In normal circumstances, if ns-x-a.gandi.net can't answer the request, ns-x-b.gandi.net and then ns-x-c.gandi.net will be tried next.

But if all three are announced by the same broken node, all queries and retries will fail (the redundancy doesn't work).

Third one :

Before the DNS incident, we were dealing with an internal network incident.

This incident generated a lot of noise in our monitoring systems, leading to a bad interpretation of the alerts triggered on the DNS servers, as we thought they were false positives.

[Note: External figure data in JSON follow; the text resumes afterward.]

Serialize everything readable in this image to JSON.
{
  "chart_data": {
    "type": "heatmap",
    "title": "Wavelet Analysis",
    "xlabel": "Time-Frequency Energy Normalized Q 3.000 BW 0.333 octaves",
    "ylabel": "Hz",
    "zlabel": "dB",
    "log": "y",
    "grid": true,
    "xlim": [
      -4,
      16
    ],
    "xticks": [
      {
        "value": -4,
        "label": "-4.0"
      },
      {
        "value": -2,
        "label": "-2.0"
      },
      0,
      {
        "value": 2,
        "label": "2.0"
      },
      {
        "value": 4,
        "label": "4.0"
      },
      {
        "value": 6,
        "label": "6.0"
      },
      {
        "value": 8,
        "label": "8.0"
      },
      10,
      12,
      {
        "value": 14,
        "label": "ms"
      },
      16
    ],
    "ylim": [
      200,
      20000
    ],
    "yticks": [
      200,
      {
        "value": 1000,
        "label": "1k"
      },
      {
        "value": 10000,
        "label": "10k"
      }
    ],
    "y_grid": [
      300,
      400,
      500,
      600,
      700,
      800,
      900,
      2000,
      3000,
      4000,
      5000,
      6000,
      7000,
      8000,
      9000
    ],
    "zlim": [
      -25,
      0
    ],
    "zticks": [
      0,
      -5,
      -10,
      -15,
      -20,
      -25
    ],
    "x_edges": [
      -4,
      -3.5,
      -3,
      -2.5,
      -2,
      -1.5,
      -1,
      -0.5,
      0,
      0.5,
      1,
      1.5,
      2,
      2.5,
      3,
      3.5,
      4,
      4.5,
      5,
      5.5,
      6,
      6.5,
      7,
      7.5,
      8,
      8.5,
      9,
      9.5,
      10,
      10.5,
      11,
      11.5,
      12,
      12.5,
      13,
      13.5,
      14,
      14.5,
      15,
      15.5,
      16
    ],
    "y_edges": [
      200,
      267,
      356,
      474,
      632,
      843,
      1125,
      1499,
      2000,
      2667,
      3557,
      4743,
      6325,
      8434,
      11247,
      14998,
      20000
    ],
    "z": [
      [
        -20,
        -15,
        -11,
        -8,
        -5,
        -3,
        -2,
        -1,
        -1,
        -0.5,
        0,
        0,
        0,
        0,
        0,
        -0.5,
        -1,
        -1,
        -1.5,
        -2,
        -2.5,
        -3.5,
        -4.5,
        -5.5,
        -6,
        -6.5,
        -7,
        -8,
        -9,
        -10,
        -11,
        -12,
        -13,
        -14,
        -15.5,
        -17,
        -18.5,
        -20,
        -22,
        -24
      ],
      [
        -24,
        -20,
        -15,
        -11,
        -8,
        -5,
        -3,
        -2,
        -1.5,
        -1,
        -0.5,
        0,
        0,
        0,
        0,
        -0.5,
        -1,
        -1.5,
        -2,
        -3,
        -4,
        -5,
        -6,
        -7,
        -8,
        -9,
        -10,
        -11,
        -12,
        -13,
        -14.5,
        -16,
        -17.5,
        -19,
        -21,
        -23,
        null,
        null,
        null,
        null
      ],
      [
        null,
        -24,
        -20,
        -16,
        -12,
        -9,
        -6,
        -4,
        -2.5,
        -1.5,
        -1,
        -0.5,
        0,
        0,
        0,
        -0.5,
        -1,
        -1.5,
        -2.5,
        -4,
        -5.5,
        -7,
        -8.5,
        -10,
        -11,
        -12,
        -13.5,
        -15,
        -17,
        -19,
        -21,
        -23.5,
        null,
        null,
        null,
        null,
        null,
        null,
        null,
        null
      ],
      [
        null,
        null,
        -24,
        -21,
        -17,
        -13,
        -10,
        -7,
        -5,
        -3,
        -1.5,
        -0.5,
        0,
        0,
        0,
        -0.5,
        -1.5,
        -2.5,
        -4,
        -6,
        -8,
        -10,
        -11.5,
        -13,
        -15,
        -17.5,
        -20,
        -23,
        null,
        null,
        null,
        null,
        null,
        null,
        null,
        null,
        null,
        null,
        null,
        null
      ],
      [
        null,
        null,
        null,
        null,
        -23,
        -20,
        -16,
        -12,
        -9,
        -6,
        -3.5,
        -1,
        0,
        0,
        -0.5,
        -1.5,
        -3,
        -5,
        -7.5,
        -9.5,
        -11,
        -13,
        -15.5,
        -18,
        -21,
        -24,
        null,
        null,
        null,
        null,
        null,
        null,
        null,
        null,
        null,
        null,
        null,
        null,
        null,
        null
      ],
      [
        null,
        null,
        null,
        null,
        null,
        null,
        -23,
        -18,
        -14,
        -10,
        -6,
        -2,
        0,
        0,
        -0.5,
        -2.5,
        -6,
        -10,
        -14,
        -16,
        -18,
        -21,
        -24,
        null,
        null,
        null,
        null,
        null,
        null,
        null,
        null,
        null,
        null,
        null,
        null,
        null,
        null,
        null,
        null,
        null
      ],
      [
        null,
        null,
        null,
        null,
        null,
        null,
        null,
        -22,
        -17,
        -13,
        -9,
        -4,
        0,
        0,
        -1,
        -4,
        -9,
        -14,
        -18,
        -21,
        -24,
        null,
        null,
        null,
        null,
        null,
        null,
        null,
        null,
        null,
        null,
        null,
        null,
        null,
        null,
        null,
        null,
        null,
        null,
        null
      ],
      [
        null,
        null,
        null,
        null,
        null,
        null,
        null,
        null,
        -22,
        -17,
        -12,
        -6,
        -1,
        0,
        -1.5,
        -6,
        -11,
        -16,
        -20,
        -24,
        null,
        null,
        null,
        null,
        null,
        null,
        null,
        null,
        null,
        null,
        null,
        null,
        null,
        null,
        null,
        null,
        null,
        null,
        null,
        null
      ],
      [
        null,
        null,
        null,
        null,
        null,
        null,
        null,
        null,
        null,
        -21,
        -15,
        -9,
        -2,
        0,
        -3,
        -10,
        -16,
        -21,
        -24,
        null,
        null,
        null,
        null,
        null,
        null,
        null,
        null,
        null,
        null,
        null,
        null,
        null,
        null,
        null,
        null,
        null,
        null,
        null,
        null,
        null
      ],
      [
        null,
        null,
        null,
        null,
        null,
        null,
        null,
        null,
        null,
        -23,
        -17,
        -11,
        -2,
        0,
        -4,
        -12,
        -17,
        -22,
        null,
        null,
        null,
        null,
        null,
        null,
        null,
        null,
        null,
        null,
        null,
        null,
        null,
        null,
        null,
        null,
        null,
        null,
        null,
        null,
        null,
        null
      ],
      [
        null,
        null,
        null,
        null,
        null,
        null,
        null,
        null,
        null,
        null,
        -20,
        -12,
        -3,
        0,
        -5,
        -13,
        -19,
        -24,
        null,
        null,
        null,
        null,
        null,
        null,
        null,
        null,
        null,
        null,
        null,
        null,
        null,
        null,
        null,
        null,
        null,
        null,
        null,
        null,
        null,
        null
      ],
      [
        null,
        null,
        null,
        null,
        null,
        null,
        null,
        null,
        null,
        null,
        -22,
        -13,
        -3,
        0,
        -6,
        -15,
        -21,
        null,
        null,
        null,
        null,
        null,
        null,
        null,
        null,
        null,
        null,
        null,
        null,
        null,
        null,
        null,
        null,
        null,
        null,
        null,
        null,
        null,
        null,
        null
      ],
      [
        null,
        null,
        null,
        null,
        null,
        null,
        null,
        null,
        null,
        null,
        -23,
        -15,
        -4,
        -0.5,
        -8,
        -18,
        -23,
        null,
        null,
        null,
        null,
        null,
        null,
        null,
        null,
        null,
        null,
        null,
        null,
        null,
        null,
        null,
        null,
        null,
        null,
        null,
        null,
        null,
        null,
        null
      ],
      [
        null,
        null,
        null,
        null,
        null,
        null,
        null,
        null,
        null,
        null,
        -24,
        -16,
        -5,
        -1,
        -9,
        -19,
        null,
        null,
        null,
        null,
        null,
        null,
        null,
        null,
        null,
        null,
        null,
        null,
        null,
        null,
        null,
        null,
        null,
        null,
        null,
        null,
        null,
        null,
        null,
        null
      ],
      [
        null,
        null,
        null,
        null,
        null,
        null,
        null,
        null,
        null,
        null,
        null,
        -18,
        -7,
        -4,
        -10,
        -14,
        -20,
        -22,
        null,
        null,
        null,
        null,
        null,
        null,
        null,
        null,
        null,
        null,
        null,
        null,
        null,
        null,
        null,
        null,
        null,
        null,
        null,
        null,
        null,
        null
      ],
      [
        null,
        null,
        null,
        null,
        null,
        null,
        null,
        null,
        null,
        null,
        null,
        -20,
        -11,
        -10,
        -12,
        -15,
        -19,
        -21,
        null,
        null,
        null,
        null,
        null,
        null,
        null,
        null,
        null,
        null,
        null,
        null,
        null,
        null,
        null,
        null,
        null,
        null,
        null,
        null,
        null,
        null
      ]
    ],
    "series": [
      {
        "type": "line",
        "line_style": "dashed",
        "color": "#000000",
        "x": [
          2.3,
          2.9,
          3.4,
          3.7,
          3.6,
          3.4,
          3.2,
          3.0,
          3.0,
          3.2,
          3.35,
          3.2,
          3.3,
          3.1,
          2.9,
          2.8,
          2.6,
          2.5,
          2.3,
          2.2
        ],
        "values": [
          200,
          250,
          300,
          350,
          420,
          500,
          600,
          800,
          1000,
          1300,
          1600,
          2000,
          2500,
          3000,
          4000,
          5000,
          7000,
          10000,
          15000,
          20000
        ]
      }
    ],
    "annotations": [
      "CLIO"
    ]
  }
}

This lead to the issue extending beyond what it should have, because of the time it took us to re-evaluate the LiveDNS monitoring alerts.

Remediation

We will fix the way we disable a node when the dns server is not operating correctly
We will fix our node configuration and setup monitoring to make sure we don't have one node announcing several clusters.
We will rework our monitoring and our internal training/organisation.
We already tracked the bug in our dns server software and a fix is currently being deployed.

Posted Jul 16, 2020 - 16:36 UTC

Resolved

This incident has been resolved.

Posted Jul 16, 2020 - 13:49 UTC

Investigating

Impact for FR customers

Posted Jul 16, 2020 - 13:26 UTC

This incident affected: DNS (LiveDNS, {abc}.dns.gandi.net).